How does Variable > -1 exactly evaluate in C?

Question

#include <stdio.h>
#include <stdint.h>
int main()
{
    uint16_t peter = 8;
    uint32_t peter2 = 8;
    if(peter > -1)
    {
        printf("Peter true\n"); //expected
    } 
    if (peter2 > -1)
    {
        printf("Peter 2 true\n"); //wtf, why not
    }

    return 0;
}

Why does the first statement enter the clause and the second does not (on a 32bit architecture)?

Answer 1

The explanation for the difference between peter > -1 and peter2 > -1 are the notions of “integer promotion”, and also “usual arithmetic conversions”.

“Integer promotion” means that any integer type t narrower than int is “promoted” to either int (if int can contain all the values of t) or unsigned int otherwise.
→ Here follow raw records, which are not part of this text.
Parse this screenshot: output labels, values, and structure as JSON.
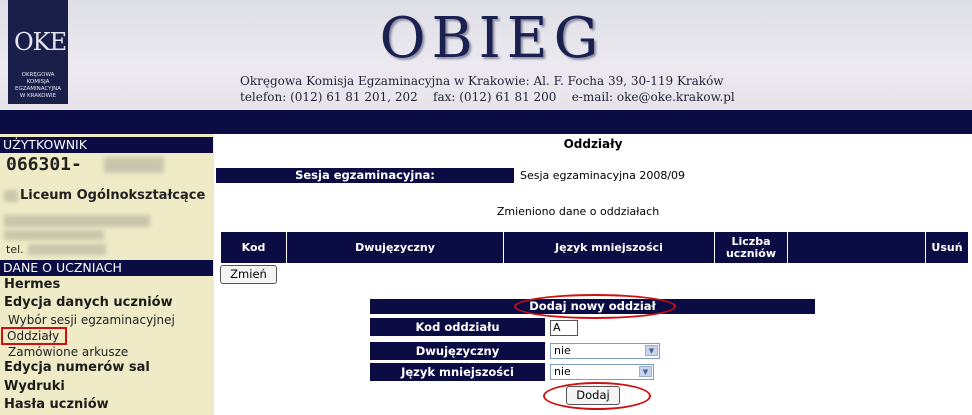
{
  "header": {
    "logo_text": "OKE",
    "logo_sub_lines": [
      "OKRĘGOWA",
      "KOMISJA",
      "EGZAMINACYJNA",
      "W KRAKOWIE"
    ],
    "title": "OBIEG",
    "address": "Okręgowa Komisja Egzaminacyjna w Krakowie: Al. F. Focha 39, 30-119 Kraków",
    "contact": "telefon: (012) 61 81 201, 202    fax: (012) 61 81 200    e-mail: oke@oke.krakow.pl"
  },
  "sidebar": {
    "user_header": "UŻYTKOWNIK",
    "user_code": "066301-",
    "school_name": "Liceum Ogólnokształcące",
    "tel_label": "tel.",
    "section_header": "DANE O UCZNIACH",
    "items": [
      {
        "label": "Hermes",
        "type": "main"
      },
      {
        "label": "Edycja danych uczniów",
        "type": "main"
      },
      {
        "label": "Wybór sesji egzaminacyjnej",
        "type": "sub"
      },
      {
        "label": "Oddziały",
        "type": "sub"
      },
      {
        "label": "Zamówione arkusze",
        "type": "sub"
      },
      {
        "label": "Edycja numerów sal",
        "type": "main"
      },
      {
        "label": "Wydruki",
        "type": "main"
      },
      {
        "label": "Hasła uczniów",
        "type": "main"
      }
    ]
  },
  "main": {
    "title": "Oddziały",
    "session_label": "Sesja egzaminacyjna:",
    "session_value": "Sesja egzaminacyjna 2008/09",
    "message": "Zmieniono dane o oddziałach",
    "table_headers": [
      "Kod",
      "Dwujęzyczny",
      "Język mniejszości",
      "Liczba uczniów",
      "",
      "Usuń"
    ],
    "change_button": "Zmień",
    "add_form": {
      "header": "Dodaj nowy oddział",
      "code_label": "Kod oddziału",
      "code_value": "A",
      "bilingual_label": "Dwujęzyczny",
      "bilingual_value": "nie",
      "minority_label": "Język mniejszości",
      "minority_value": "nie",
      "add_button": "Dodaj"
    }
  },
  "colors": {
    "navy": "#0c0c45",
    "sidebar_bg": "#eeebc6",
    "highlight_red": "#d01010"
  }
}
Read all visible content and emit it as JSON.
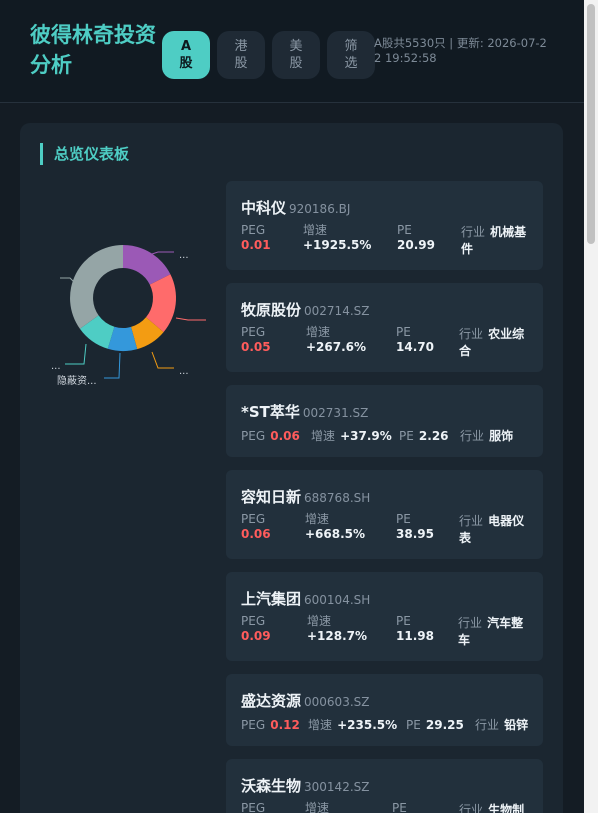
{
  "header": {
    "title": "彼得林奇投资分析",
    "tabs": [
      {
        "label": "A股",
        "active": true
      },
      {
        "label": "港股",
        "active": false
      },
      {
        "label": "美股",
        "active": false
      },
      {
        "label": "筛选",
        "active": false
      }
    ],
    "status": "A股共5530只 | 更新: 2026-07-22 19:52:58"
  },
  "panel": {
    "title": "总览仪表板",
    "donut_labels": [
      "...",
      "...",
      "...",
      "隐蔽资..."
    ]
  },
  "labels": {
    "peg": "PEG",
    "growth": "增速",
    "pe": "PE",
    "industry": "行业"
  },
  "stocks": [
    {
      "name": "中科仪",
      "code": "920186.BJ",
      "peg": "0.01",
      "growth": "+1925.5%",
      "pe": "20.99",
      "industry": "机械基件"
    },
    {
      "name": "牧原股份",
      "code": "002714.SZ",
      "peg": "0.05",
      "growth": "+267.6%",
      "pe": "14.70",
      "industry": "农业综合"
    },
    {
      "name": "*ST萃华",
      "code": "002731.SZ",
      "peg": "0.06",
      "growth": "+37.9%",
      "pe": "2.26",
      "industry": "服饰"
    },
    {
      "name": "容知日新",
      "code": "688768.SH",
      "peg": "0.06",
      "growth": "+668.5%",
      "pe": "38.95",
      "industry": "电器仪表"
    },
    {
      "name": "上汽集团",
      "code": "600104.SH",
      "peg": "0.09",
      "growth": "+128.7%",
      "pe": "11.98",
      "industry": "汽车整车"
    },
    {
      "name": "盛达资源",
      "code": "000603.SZ",
      "peg": "0.12",
      "growth": "+235.5%",
      "pe": "29.25",
      "industry": "铅锌"
    },
    {
      "name": "沃森生物",
      "code": "300142.SZ",
      "peg": "",
      "growth": "",
      "pe": "",
      "industry": "生物制"
    }
  ],
  "colors": {
    "accent": "#4ecdc4",
    "peg": "#ff5c5c",
    "donut": [
      "#9b59b6",
      "#ff6b6b",
      "#f39c12",
      "#3498db",
      "#4ecdc4",
      "#95a5a6"
    ]
  }
}
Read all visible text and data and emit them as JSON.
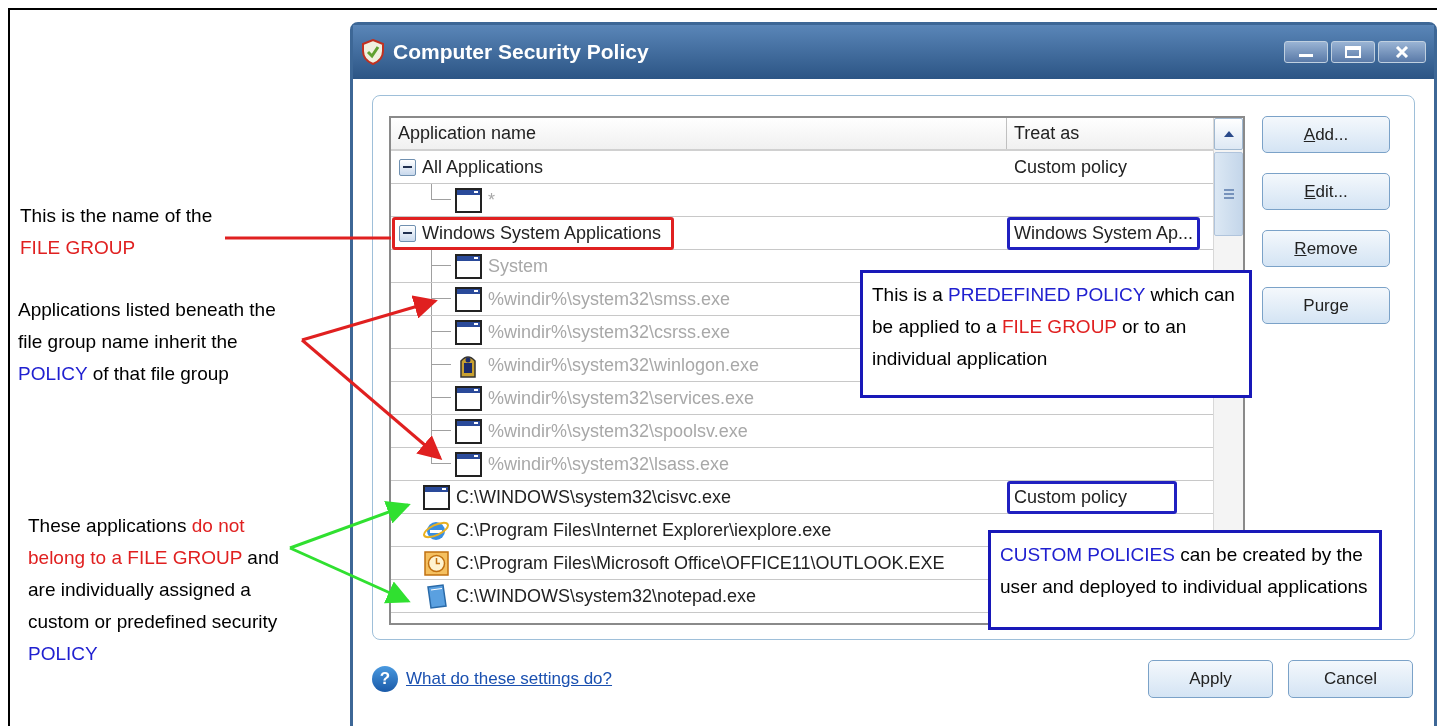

In your example and with your compiler, promotion is applied to peter, which is converted to int before being compared to -1 (which also has type int).

Then, the “usual arithmetic conversions” decide what happen when an arithmetic binary operation, here >, is applied to operands of different types. Between an unsigned and a signed integer type of the same width, these rules say that the signed operand is converted to unsigned before the operation takes place.

-1 has type int. When it is compared to peter2, the usual arithmetic conversions mean -1 is converted to uint32_t, becoming a large value (greater than 8).

Answer 2

It's all to do with implicit conversions.

For peter > -1 the value of peter is promoted to an int. But for peter2 > -1 it's the value of -1 which is converted to an uint32_t.

And in two's complement systems -1 is all ones, so is converted to the value 2147483647, which is quite a bit larger than the value 8 of peter2, making the condition false.